No início deste Verão, o Banco de Inglaterra anunciou discretamente que não iria continuar a permitir que os bancos comerciais utilizassem obrigações ligadas ao carvão térmico como “garantia” quando pedissem dinheiro emprestado ao banco central.
O banco central emite regularmente empréstimos a bancos comerciais como o Barclays, Lloyds, NatWest e HSBC para garantir que estes possam liquidar transacções e manter as operações a funcionar sem problemas. Esses bancos comerciais têm de fornecer garantias, geralmente sob a forma de obrigações, como garantia, o que significa que seriam mantidas pelo banco central se não conseguissem reembolsar os seus empréstimos.
Cerca de 150 das maiores empresas financeiras do mundo já têm algum tipo de restrições sobre a forma como fazem negócios com a indústria do carvão térmico, de acordo com dados publicados pela organização sem fins lucrativos Reclaim Finance, com sede em Paris, em Setembro passado.
No entanto, os activistas esperam que a nova política obrigue os bancos comerciais a repensar a detenção de activos ligados ao carvão térmico – que é um dos combustíveis fósseis mais poluentes do planeta – nos seus balanços.
O Banco de Inglaterra explicou na sua declaração política que as empresas de carvão térmico “podem estar expostas a potenciais riscos financeiros ligados ao ajustamento da economia rumo ao zero líquido”. Acrescentou que o Banco também descontaria o valor das obrigações de outros sectores relevantes “para proteger o Banco contra riscos financeiros”.
A política é muito mais rigorosa do que as actualmente adoptadas pela maioria dos seus homólogos ocidentais, incluindo o Banco Central Europeu. No entanto, o Banco de Inglaterra fez pouco alarde com o seu anúncio, tendo divulgado discretamente a política no seu website no início de Junho.
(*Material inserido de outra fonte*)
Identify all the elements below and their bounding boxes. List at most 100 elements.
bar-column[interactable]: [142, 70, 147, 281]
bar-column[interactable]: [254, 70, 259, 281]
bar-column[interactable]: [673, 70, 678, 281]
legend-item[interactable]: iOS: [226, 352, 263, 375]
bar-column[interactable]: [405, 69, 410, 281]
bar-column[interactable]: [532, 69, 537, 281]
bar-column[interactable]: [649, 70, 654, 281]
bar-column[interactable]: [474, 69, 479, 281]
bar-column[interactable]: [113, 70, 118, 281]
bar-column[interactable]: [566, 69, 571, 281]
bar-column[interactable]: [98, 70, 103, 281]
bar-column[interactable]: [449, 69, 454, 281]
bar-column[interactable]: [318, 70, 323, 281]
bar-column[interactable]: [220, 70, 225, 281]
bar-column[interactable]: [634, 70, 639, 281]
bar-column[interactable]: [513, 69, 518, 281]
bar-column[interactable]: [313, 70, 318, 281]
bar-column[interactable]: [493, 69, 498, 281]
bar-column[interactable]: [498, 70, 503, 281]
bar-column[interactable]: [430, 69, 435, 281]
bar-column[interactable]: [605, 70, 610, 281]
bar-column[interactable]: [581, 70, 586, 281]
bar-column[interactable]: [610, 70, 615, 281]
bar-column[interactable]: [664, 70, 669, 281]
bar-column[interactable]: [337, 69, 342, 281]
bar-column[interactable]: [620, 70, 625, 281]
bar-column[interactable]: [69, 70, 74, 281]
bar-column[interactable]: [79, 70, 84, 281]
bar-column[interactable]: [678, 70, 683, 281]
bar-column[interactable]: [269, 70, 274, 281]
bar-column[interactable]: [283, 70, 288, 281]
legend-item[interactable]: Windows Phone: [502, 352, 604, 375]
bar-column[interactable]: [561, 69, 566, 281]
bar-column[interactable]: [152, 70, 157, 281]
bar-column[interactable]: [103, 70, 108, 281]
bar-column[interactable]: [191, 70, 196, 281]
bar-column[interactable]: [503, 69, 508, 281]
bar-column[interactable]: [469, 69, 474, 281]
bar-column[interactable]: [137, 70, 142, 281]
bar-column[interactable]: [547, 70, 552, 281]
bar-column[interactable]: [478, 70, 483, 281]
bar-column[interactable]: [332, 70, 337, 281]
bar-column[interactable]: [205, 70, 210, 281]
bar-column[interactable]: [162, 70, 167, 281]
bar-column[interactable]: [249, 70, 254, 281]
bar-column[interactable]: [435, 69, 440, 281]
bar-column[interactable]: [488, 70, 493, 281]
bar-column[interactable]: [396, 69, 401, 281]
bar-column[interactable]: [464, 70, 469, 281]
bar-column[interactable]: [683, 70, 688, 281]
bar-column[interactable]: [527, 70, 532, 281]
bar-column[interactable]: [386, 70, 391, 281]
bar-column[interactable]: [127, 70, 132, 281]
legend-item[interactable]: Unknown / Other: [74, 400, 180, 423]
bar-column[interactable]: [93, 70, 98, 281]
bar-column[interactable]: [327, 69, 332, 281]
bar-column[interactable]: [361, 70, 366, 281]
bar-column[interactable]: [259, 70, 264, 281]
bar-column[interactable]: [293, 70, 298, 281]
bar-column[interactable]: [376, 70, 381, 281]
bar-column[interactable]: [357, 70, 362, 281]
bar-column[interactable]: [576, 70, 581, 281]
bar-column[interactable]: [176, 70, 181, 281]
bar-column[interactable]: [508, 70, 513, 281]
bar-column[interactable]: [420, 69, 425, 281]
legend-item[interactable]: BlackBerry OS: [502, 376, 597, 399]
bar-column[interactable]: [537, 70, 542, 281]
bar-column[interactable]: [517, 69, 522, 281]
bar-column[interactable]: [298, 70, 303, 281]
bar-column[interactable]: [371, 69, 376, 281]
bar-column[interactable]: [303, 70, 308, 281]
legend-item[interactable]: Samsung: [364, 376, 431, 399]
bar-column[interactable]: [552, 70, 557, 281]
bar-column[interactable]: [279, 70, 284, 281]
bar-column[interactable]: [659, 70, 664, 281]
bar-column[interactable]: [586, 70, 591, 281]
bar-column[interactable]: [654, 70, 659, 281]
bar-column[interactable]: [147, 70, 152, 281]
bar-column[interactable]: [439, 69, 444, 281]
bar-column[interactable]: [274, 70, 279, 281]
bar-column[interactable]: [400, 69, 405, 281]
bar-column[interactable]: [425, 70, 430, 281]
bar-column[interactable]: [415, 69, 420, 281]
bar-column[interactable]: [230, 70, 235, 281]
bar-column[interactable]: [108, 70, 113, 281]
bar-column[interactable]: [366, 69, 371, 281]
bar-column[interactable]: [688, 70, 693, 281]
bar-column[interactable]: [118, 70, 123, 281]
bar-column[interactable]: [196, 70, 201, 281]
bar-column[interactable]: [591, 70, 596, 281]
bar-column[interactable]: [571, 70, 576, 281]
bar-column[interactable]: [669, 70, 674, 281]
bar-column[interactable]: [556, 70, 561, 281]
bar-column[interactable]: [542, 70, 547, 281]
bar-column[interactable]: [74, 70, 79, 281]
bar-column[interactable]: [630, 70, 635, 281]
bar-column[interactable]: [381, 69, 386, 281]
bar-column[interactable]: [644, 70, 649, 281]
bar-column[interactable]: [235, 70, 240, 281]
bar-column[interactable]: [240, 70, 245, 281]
“O Banco da Inglaterra tem sido muito menos veemente sobre isso e seu trabalho climático mais amplo nos últimos anos, por vários motivos”, disse McLaughlin.
Isto surge no meio de uma reação liderada pelos EUA contra as políticas verdes que forçaram a maioria das empresas financeiras a recuar nos seus objetivos climáticos desde que Donald Trump regressou à Casa Branca. “Isso torna o ambiente em que eles operam muito mais difícil”, acrescentou McLaughlin.
Contudo, a eficácia da estratégia de política monetária do Banco de Inglaterra dependerá da sua concepção.
“Ainda temos de ver como o Banco irá calcular as margens de avaliação para ter em conta os riscos climáticos, e as exclusões devem estender-se para além do carvão térmico para cobrir todas as actividades ‘sempre prejudiciais’”, disse McLaughlin, incluindo qualquer expansão de combustíveis fósseis ou desflorestação.
“É bastante significativo, mas há definitivamente muitas áreas onde o Banco poderia ir mais longe.”
Esta notícia foi publicada originalmente por The Guardian. Consulte a publicação original para mais detalhes.